Ebook
"How can you be a Christian and a philosopher at the same time?" This question has haunted Vance Morgan ever since it was posed by a good friend almost thirty years ago. Freelance Christianity is rooted in Morgan’s conviction that, far from being fundamentally opposed, truly philosophical energies and a commitment to a vibrant, lived faith are complementary, mutually supporting, and marks of a healthy quest for the divine. This book brings together his training as a philosopher and experience as a person of faith in an investigation of how the life of faith can be lived with a rigorous commitment to the pursuit of knowledge in real time.
”If you’ve ever wondered how a person can be a Christian and
also an intellectual, this is the book for you. In an engaging,
personal style, Morgan brings his keen philosopher’s insight to
work on our concepts of God and the nature of belief. In discussing
how faith works in us he goes beyond the expected areas of
attentiveness, silence, and humility, and explores courage (what do
we fear? what is worth dying for?) and beauty as the place where
the human and the divine meet. Rich with allusions to the Bible,
popular culture, and both ancient and contemporary authors, this
book is a refreshing reminder that faith is not something abstract
but is revealed in transformed lives here and now."

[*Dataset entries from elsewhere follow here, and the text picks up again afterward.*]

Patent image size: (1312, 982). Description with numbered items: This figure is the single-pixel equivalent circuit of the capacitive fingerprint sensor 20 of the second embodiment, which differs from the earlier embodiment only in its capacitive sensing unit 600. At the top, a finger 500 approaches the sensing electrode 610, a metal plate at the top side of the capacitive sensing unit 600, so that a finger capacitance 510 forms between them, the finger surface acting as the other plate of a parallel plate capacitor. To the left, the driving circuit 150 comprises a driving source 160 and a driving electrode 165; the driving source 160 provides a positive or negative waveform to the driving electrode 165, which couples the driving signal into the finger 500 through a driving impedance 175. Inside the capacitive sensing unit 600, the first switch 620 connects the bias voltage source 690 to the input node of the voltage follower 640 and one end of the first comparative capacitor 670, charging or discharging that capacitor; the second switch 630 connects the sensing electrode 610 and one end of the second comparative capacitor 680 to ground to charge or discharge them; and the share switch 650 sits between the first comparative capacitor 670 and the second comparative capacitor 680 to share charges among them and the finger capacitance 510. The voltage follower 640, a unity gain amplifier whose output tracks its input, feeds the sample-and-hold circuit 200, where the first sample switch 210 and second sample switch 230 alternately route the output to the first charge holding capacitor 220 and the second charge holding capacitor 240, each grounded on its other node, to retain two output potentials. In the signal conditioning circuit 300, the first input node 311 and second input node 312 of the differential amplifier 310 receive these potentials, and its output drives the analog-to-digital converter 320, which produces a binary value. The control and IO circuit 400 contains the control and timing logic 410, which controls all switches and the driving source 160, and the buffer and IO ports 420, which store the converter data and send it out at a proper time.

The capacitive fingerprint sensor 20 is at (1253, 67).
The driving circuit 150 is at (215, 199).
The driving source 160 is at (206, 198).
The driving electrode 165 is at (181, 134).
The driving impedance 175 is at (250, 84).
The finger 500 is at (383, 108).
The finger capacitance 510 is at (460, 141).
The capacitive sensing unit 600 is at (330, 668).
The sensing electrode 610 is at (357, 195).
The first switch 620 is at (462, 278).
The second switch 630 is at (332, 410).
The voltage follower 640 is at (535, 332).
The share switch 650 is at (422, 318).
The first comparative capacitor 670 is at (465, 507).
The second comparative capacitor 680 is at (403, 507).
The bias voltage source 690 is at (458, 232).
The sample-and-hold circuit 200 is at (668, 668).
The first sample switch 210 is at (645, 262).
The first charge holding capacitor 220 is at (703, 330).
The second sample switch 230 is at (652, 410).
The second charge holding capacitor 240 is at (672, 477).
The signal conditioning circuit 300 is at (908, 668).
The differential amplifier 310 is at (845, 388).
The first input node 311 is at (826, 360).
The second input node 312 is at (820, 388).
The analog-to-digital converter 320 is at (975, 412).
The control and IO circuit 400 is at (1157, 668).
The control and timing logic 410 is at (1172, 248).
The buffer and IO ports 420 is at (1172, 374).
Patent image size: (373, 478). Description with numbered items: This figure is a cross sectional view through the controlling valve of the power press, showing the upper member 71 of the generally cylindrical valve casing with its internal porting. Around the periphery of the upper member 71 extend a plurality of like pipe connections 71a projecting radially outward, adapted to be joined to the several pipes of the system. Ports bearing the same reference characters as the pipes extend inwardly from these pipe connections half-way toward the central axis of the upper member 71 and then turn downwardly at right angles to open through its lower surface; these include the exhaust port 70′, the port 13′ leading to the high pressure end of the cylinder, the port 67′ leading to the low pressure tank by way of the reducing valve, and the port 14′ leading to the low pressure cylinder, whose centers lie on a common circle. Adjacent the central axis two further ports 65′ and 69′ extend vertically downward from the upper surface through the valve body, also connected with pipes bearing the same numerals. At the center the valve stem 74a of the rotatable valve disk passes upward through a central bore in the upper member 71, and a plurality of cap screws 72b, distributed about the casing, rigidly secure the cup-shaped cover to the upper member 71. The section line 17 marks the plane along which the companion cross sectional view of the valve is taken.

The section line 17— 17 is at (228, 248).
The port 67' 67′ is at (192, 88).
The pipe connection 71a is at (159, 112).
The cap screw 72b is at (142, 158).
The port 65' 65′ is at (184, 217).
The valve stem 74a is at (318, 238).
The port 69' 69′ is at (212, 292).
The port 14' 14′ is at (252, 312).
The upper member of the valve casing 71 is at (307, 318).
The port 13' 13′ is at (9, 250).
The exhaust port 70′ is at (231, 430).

--Kathleen Norris, author of Journey: New & Selected
Poems and Acedia & Me
“Vance Morgan is the college philosophy teacher everyone should
wish for. In these sometimes outrageous and always imaginative
essays (e.g., an exchange between Jesus and the Sadducees rendered
as beer-fueled guy-banter in a sports bar), Morgan shows how we
live in and through big ideas every day, and that faith and reason
correct and fulfill one another, even if, as in any marriage,
things get testy at times."
--Donald Ottenhoff, executive director, Collegeville Institute for
Ecumenical and Cultural Research
"Vance Morgan brings everything important to bear in these
insightful, witty, and even moving commentaries on the questions of
faith. He doesn’t stand above them, either. He is personally
generous as he adds to the mix his own pilgrimage from being
the son of a conservative Baptist pastor to being a philosopher and
teacher. Walking together, we learn along the way that the
questions of faith are questions of
faith and life."
--Eric O. Springsted, Interim Senior Pastor, Madison Avenue
Presbyterian Church, New York City; Librarian, The Center of
Theological Inquiry, Princeton, NJ
Vance G. Morgan is Professor of Philosophy at Providence College. He is the author of Foundations of Cartesian Ethics (1995) and Weaving the World: Simone Weil on Science, Mathematics, and Love (2006), as well as the blog Freelance Christianity.